Wimberger was born and raised in the Green Bay area and graduated from De Pere High School before attending college at St. Cloud State University in Minnesota. He drove a long-haul truck for Schneider National for a year after he graduated, and eventually enrolled at Marquette University Law School in Milwaukee. He took the oath of office Jan. 4 as senator for the 30th Senate District. In a letter to the EagleHerald in February, he stated that he has plans for legislation on important issues like election integrity, improving our infrastructure, and dealing with PFAS contamination.
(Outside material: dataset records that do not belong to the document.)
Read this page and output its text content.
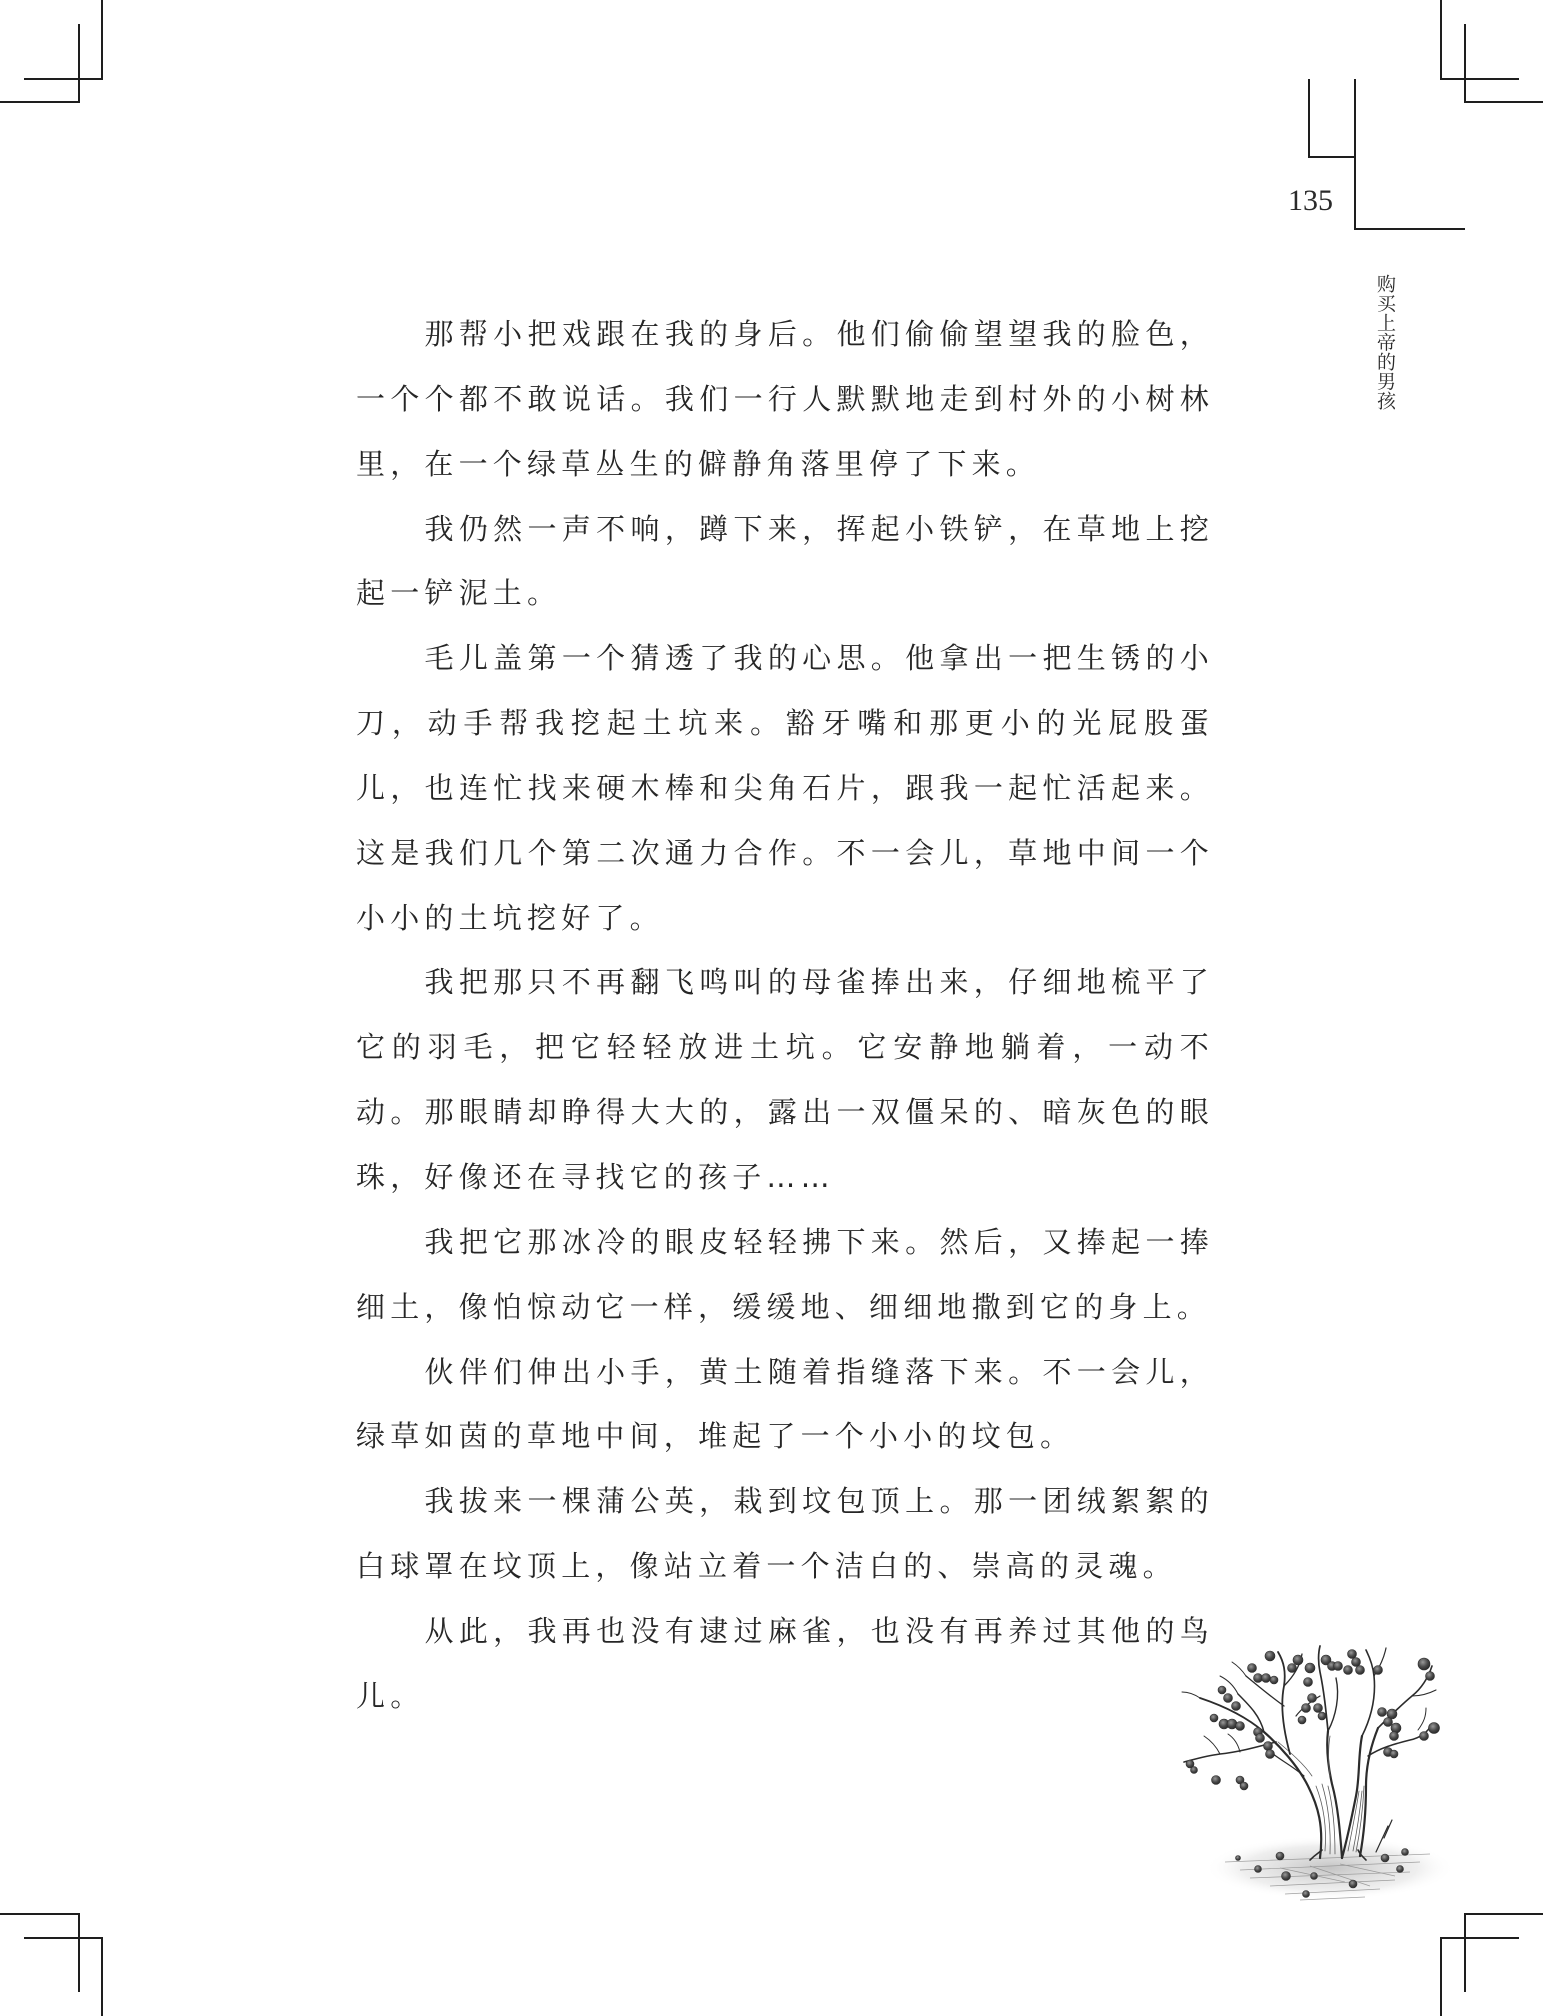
135
购买上帝的男孩

那帮小把戏跟在我的身后。他们偷偷望望我的脸色，一个个都不敢说话。我们一行人默默地走到村外的小树林里，在一个绿草丛生的僻静角落里停了下来。

我仍然一声不响，蹲下来，挥起小铁铲，在草地上挖起一铲泥土。

毛儿盖第一个猜透了我的心思。他拿出一把生锈的小刀，动手帮我挖起土坑来。豁牙嘴和那更小的光屁股蛋儿，也连忙找来硬木棒和尖角石片，跟我一起忙活起来。这是我们几个第二次通力合作。不一会儿，草地中间一个小小的土坑挖好了。

我把那只不再翻飞鸣叫的母雀捧出来，仔细地梳平了它的羽毛，把它轻轻放进土坑。它安静地躺着，一动不动。那眼睛却睁得大大的，露出一双僵呆的、暗灰色的眼珠，好像还在寻找它的孩子……

我把它那冰冷的眼皮轻轻拂下来。然后，又捧起一捧细土，像怕惊动它一样，缓缓地、细细地撒到它的身上。

伙伴们伸出小手，黄土随着指缝落下来。不一会儿，绿草如茵的草地中间，堆起了一个小小的坟包。

我拔来一棵蒲公英，栽到坟包顶上。那一团绒絮絮的白球罩在坟顶上，像站立着一个洁白的、崇高的灵魂。

从此，我再也没有逮过麻雀，也没有再养过其他的鸟儿。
Additionally, as chairman of the Veterans and Military Affairs Committee, and as a Marine, he stated in that letter he plans to do all he can for veterans and their families.
The drive behind Wimberger’s visit entailed learning about his constituents, their communities and the issues they face. He also recognized the strengths and potential in Marinette, such as the big developments underway at Fincantieri Marinette Marine in preparation for the shipyard’s new contract to construct the U.S. Navy’s advanced Constellation class frigate.
“I’m just trying to figure out what needs to be figured out the best I can,” he said. “It’s a nice thing to see the development up here.”